The process to create just one of these large sculptures can take up to three weeks.
Step by Step
After getting the big block of stone (which weighs up to 350 pounds) it is pruned to size. Large chisels and mallets are then used to get it to the desired shape. This process normally takes about a week of very hard work.
This stage is where all the deep punch marks are removed, using a flat chisel and a rubber mallet. This stage also reduces the sculpture to the actual shape, proportion and size. It normally takes three to four days depending on the hardness of the stone and sharpness of the tools.
This is the general fine tuning stage of the piece. At this stage coarse and fine raspers are used. The coarse rasper removes roughness & other marks left on the piece from the chisel. The fine rasper reduces the coarseness of the piece. Depending on the hardness of the stone this stage normally takes 4 to 5 hours.
Water & waterpapers are now used to smooth the sculpture for the polishing stage. The waterpapers range from the roughest grit (60 Grit) to the finest grit (2000 Grit). This stage takes approximately two days to finish.
Applying polish and shining are the final stage. The stone is heated, polish is applied and the carving is left to cool.
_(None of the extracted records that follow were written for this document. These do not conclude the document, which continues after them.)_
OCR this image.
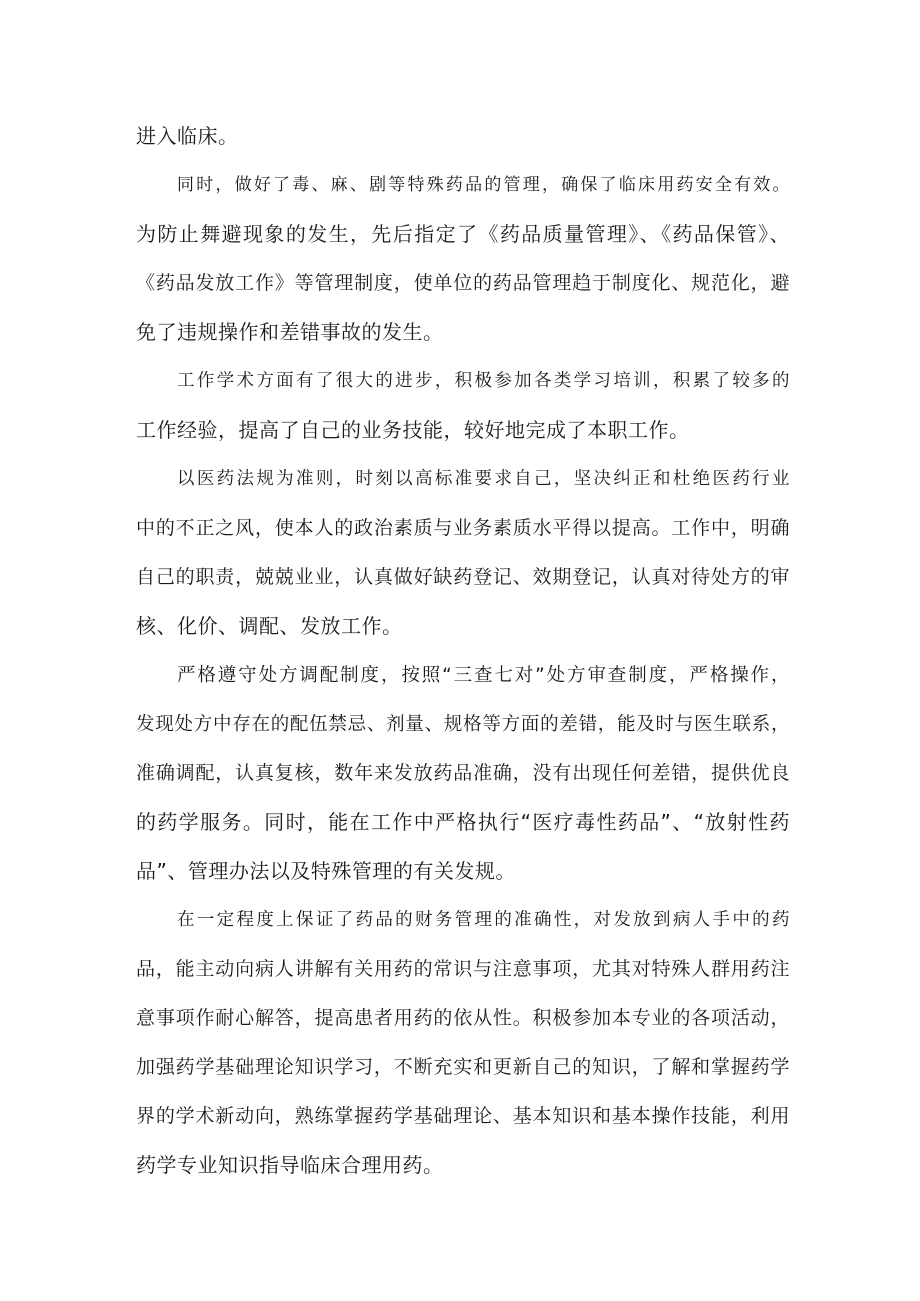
进入临床。
同时，做好了毒、麻、剧等特殊药品的管理，确保了临床用药安全有效。
为防止舞避现象的发生，先后指定了《药品质量管理》、《药品保管》、
《药品发放工作》等管理制度，使单位的药品管理趋于制度化、规范化，避
免了违规操作和差错事故的发生。
工作学术方面有了很大的进步，积极参加各类学习培训，积累了较多的
工作经验，提高了自己的业务技能，较好地完成了本职工作。
以医药法规为准则，时刻以高标准要求自己，坚决纠正和杜绝医药行业
中的不正之风，使本人的政治素质与业务素质水平得以提高。工作中，明确
自己的职责，兢兢业业，认真做好缺药登记、效期登记，认真对待处方的审
核、化价、调配、发放工作。
严格遵守处方调配制度，按照“三查七对”处方审查制度，严格操作，
发现处方中存在的配伍禁忌、剂量、规格等方面的差错，能及时与医生联系，
准确调配，认真复核，数年来发放药品准确，没有出现任何差错，提供优良
的药学服务。同时，能在工作中严格执行“医疗毒性药品”、“放射性药
品”、管理办法以及特殊管理的有关发规。
在一定程度上保证了药品的财务管理的准确性，对发放到病人手中的药
品，能主动向病人讲解有关用药的常识与注意事项，尤其对特殊人群用药注
意事项作耐心解答，提高患者用药的依从性。积极参加本专业的各项活动，
加强药学基础理论知识学习，不断充实和更新自己的知识，了解和掌握药学
界的学术新动向，熟练掌握药学基础理论、基本知识和基本操作技能，利用
药学专业知识指导临床合理用药。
Then polish is re-applied and the sculpture is buffed to a shine with a clean soft cloth.
The “Care And Feeding” Of Your Healer’s Touch Sculpture
Your beautiful Sculpture is hand-carved in Zimbabwe from Serpentine, a mineral rock. The stone has been polished with wax to bring out the deep color of the stone. Should it suffer a scratch, it is very easy to restore. Apply Restora Finish (Neutral) to the entire sculpture with a sponge. Allow to absorb into the stone for several hours. Then apply Kiwi Neutral Shoe polish directly over the oil with a sponge. Allow it to dry to a haze. Buff your sculpture with a soft terry towel.